New automatic rule to stop summing autocorrelations in lattice simulations
The paper proposes a simple way to stop the standard summation used to estimate statistical errors in lattice field theory simulations. The authors build upper and lower bounds on the autocorrelation function. They use those bounds to decide how far to extend the sum over time separations. That choice determines the quoted statistical error.
Lattice field theory calculations often use Markov chain Monte Carlo, or more recently a ‘‘master-field’’ approach that relies on translational averages inside a large volume. In both cases measurements taken at nearby steps are correlated. To get a correct error one must integrate the autocorrelation function, which tells how much earlier measurements influence later ones. In practice that integral is cut off at a finite window W. If W is too small the error is underestimated. If W is too large the tail is noisy and increases uncertainty.
The authors introduce a bounding method for the tail beyond the chosen window. They assume the autocorrelation can be written as a sum of decaying exponentials, with one slowest mode that controls the long-time falloff. Using the measured autocorrelation up to W, they build a lower bound by continuing the value at W with an exponential using an ‘‘effective’’ decay time estimated from nearby points. They build an upper bound by continuing with the slowest possible decay.

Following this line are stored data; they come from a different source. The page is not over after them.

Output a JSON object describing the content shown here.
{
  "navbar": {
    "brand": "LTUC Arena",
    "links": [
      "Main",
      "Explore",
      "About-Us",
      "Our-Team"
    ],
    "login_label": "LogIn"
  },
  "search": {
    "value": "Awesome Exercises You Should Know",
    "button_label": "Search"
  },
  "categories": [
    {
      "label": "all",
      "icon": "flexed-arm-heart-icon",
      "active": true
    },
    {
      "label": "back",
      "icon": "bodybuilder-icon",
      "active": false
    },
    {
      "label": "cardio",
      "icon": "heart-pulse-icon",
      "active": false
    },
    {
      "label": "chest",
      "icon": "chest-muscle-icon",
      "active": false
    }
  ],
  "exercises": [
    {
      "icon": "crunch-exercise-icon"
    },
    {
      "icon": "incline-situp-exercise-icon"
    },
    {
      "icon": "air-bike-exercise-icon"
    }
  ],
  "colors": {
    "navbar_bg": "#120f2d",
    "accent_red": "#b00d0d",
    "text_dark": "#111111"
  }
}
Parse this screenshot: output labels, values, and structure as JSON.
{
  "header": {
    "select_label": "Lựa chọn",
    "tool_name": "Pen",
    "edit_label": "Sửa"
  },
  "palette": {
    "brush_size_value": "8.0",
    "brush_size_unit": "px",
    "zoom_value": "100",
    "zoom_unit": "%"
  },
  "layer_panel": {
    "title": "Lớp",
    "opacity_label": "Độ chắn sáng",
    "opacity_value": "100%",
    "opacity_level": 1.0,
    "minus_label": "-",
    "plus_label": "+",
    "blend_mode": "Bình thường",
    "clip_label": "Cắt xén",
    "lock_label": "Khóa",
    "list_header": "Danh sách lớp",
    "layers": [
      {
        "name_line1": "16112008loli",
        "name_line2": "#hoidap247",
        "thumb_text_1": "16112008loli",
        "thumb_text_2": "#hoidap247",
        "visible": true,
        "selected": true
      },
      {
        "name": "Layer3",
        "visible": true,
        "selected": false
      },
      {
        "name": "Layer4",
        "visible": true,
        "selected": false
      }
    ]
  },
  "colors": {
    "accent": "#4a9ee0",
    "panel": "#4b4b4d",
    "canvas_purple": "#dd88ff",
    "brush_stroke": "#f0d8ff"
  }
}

The difference between the integrals of the upper and lower bounds gives a controlled estimate of the systematic error from truncating the sum.
They then make an automatic stopping rule. The window W is chosen so that the statistical uncertainty on the summed part inside W is comparable to a user-defined multiple M of the estimated systematic truncation error from the bounds. In their tests they set M = 2. The same idea is applied to both traditional Monte Carlo time series and to one-dimensional master-field data by replacing the number of Monte Carlo points with the number of available spatial points.